Hello, This is my second question, I want to share problems for all jcuda users.
So the question is : How to synchronize the ‚associative rule‘ of gpu to cpu’s?
Because As I heard, In computing, The floating point doesn’t warrant associative rule.
So I had simple experiment, using jcublas-dot product.
Here is the test code (I tested on Jcuda&Jcublas 11.4.1, CUDA 11.4.1, RTX-2070 super)
import jcuda.*;
import jcuda.jcublas.*;
public class JCudaTest {
public static void main(String[] args) {
int total_len = 10000;
double[] a = new double[total_len];
double[] b = new double[total_len];
for(int i = 0 ; i < total_len; i++) {
double init = i;
a[i] = init*init;
b[i] = init*init*init;
}
double c = 0.0;
for (int i = 0; i < a.length; i++) {
c += a[i] * b[i];
}
Pointer d_A = new Pointer();
Pointer d_B = new Pointer();
/* Initialize JCublas */
JCublas.cublasInit();
/* Allocate host memory for the matrices */
double h_A[] = a;
double h_B[] = b;
/* Allocate device memory for the matrices */
JCublas.cublasAlloc(h_A.length, Sizeof.DOUBLE, d_A);
JCublas.cublasAlloc(h_B.length, Sizeof.DOUBLE, d_B);
/* Initialize the device matrices with the host matrices */
JCublas.cublasSetVector(h_A.length, Sizeof.DOUBLE, Pointer.to(h_A), 1, d_A, 1);
JCublas.cublasSetVector(h_B.length, Sizeof.DOUBLE, Pointer.to(h_B), 1, d_B, 1);
/* Performs operation using JCublas */
double d = JCublas.cublasDdot(h_A.length, d_A, 1, d_B, 1);
/* Memory clean up */
JCublas.cublasFree(d_A);
JCublas.cublasFree(d_B);
/* Shutdown */
JCublas.cublasShutdown();
System.out.println(c - d);
}
}
The test result was different.
Here is different associative rule image between cpu and gpu.

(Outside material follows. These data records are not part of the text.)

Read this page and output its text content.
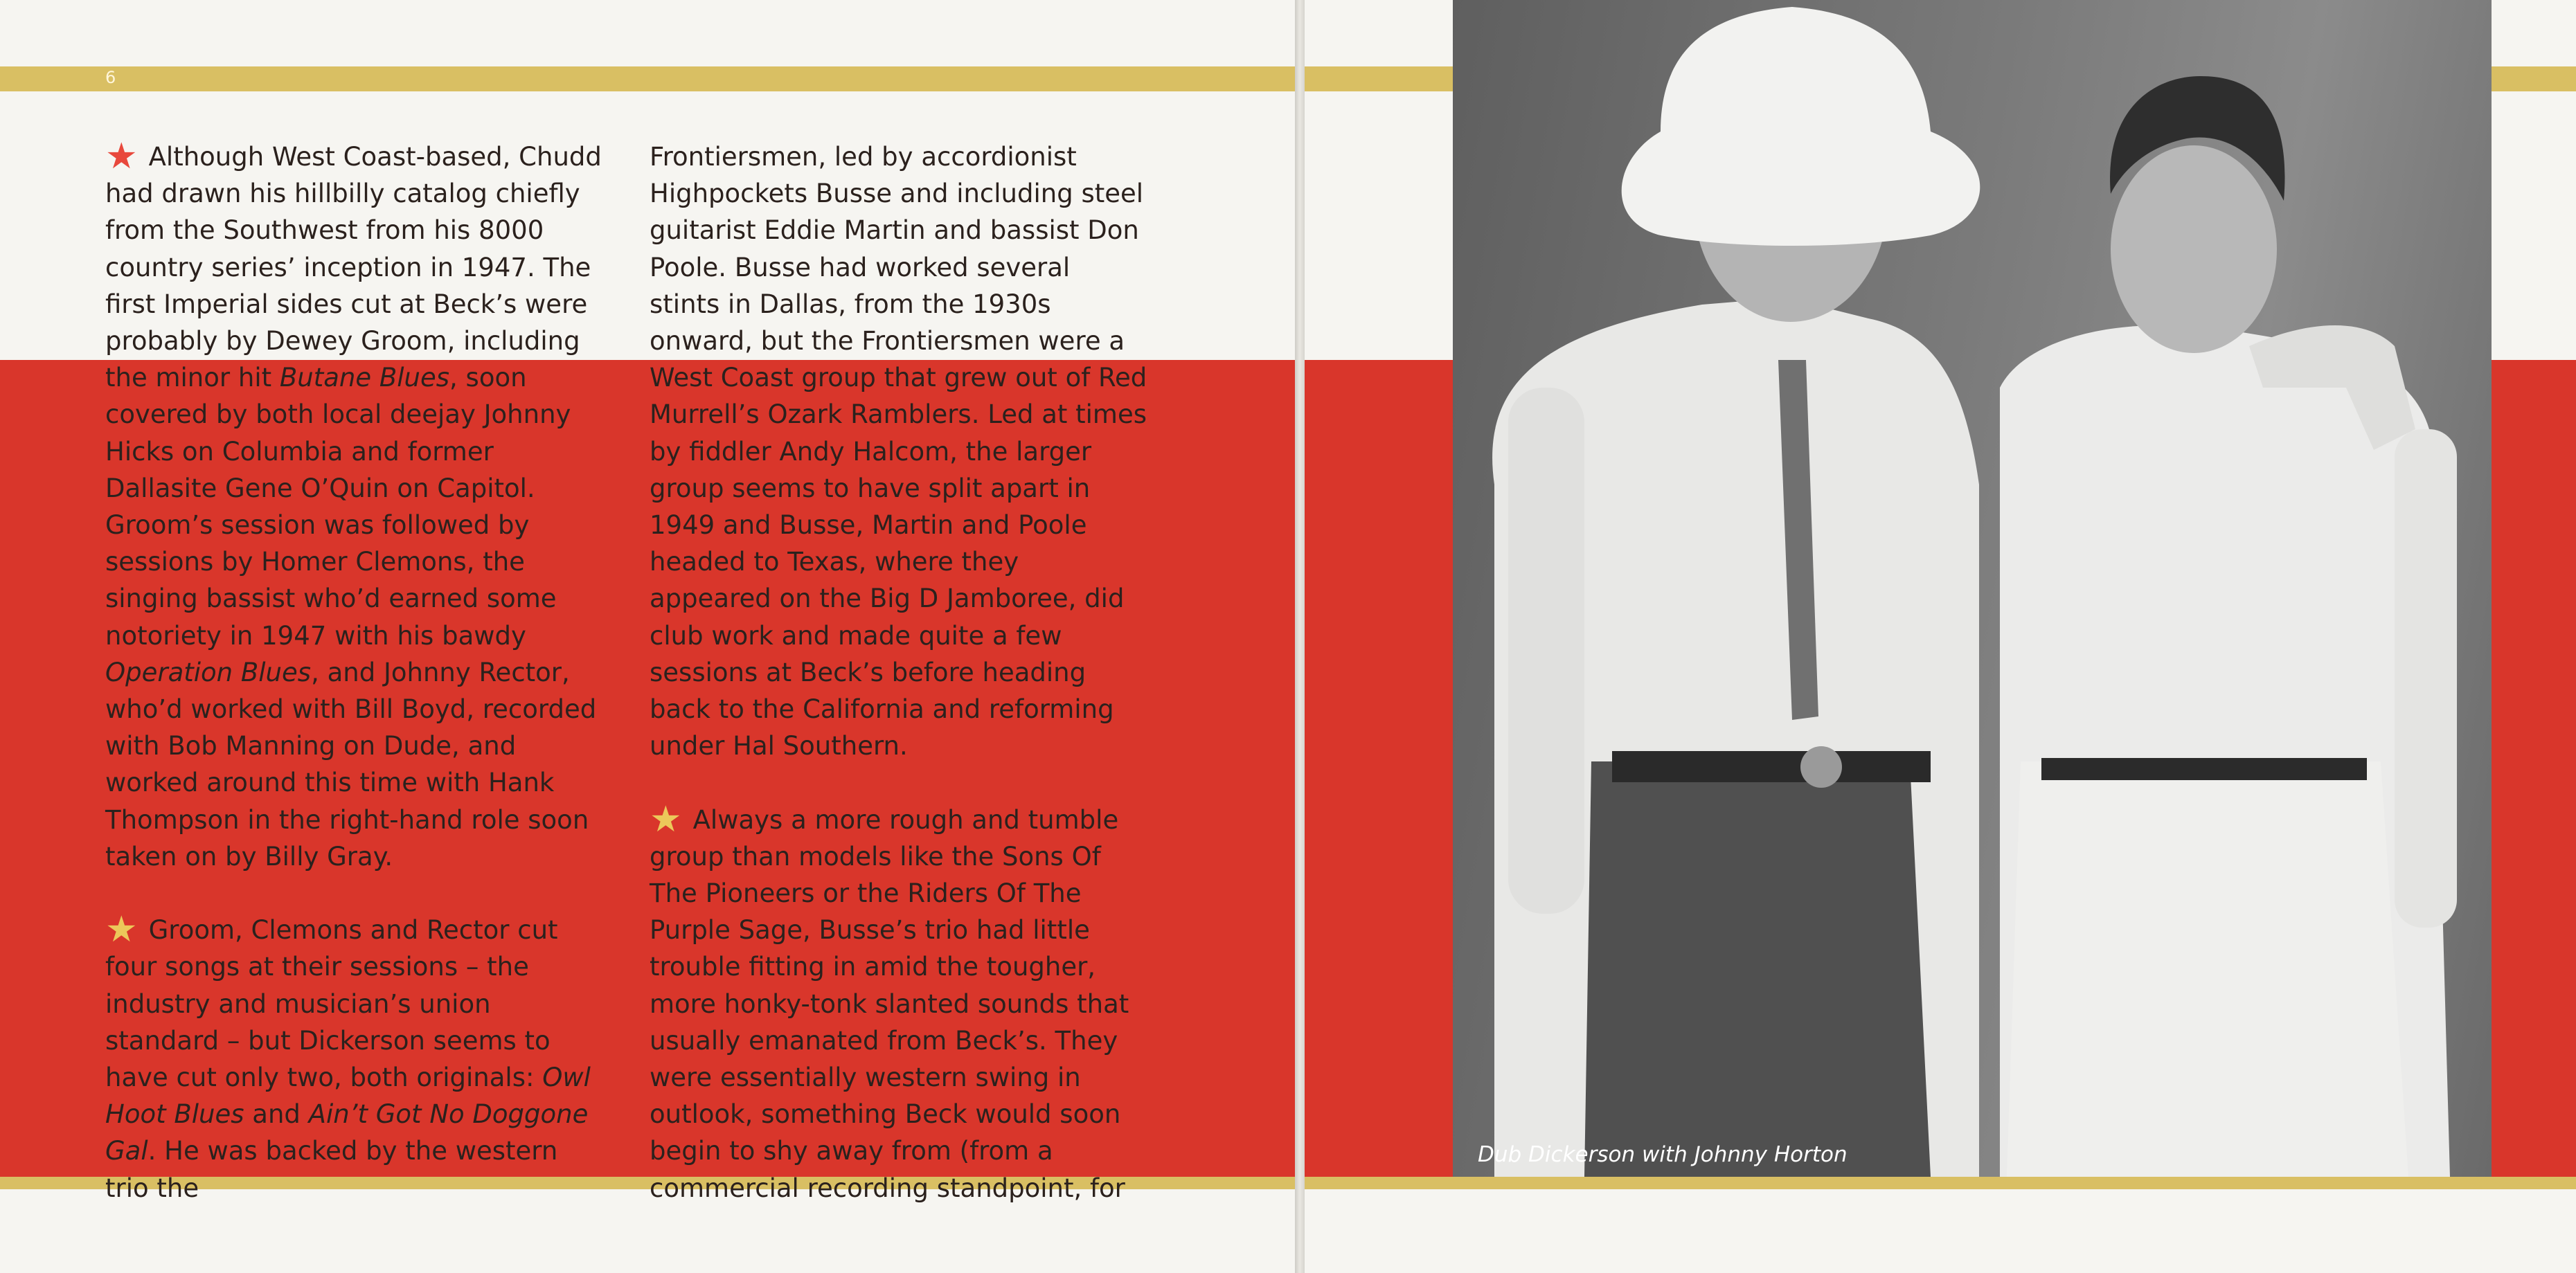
6

★ Although West Coast-based, Chudd had drawn his hillbilly catalog chiefly from the Southwest from his 8000 country series’ inception in 1947. The first Imperial sides cut at Beck’s were probably by Dewey Groom, including the minor hit Butane Blues, soon covered by both local deejay Johnny Hicks on Columbia and former Dallasite Gene O’Quin on Capitol. Groom’s session was followed by sessions by Homer Clemons, the singing bassist who’d earned some notoriety in 1947 with his bawdy Operation Blues, and Johnny Rector, who’d worked with Bill Boyd, recorded with Bob Manning on Dude, and worked around this time with Hank Thompson in the right-hand role soon taken on by Billy Gray.

★ Groom, Clemons and Rector cut four songs at their sessions – the industry and musician’s union standard – but Dickerson seems to have cut only two, both originals: Owl Hoot Blues and Ain’t Got No Doggone Gal. He was backed by the western trio the

Frontiersmen, led by accordionist Highpockets Busse and including steel guitarist Eddie Martin and bassist Don Poole. Busse had worked several stints in Dallas, from the 1930s onward, but the Frontiersmen were a West Coast group that grew out of Red Murrell’s Ozark Ramblers. Led at times by fiddler Andy Halcom, the larger group seems to have split apart in 1949 and Busse, Martin and Poole headed to Texas, where they appeared on the Big D Jamboree, did club work and made quite a few sessions at Beck’s before heading back to the California and reforming under Hal Southern.

★ Always a more rough and tumble group than models like the Sons Of The Pioneers or the Riders Of The Purple Sage, Busse’s trio had little trouble fitting in amid the tougher, more honky-tonk slanted sounds that usually emanated from Beck’s. They were essentially western swing in outlook, something Beck would soon begin to shy away from (from a commercial recording standpoint, for

Dub Dickerson with Johnny Horton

Of course, if vector length just 4, we can synchronize gpu associative rule to cpu’s using allocate more space to gpu’s vector operation.
But, if vector length will be very long(over 1000000), How to solve it?
Thank you for reading it, And if you have any solutions about this problem, please answer to me!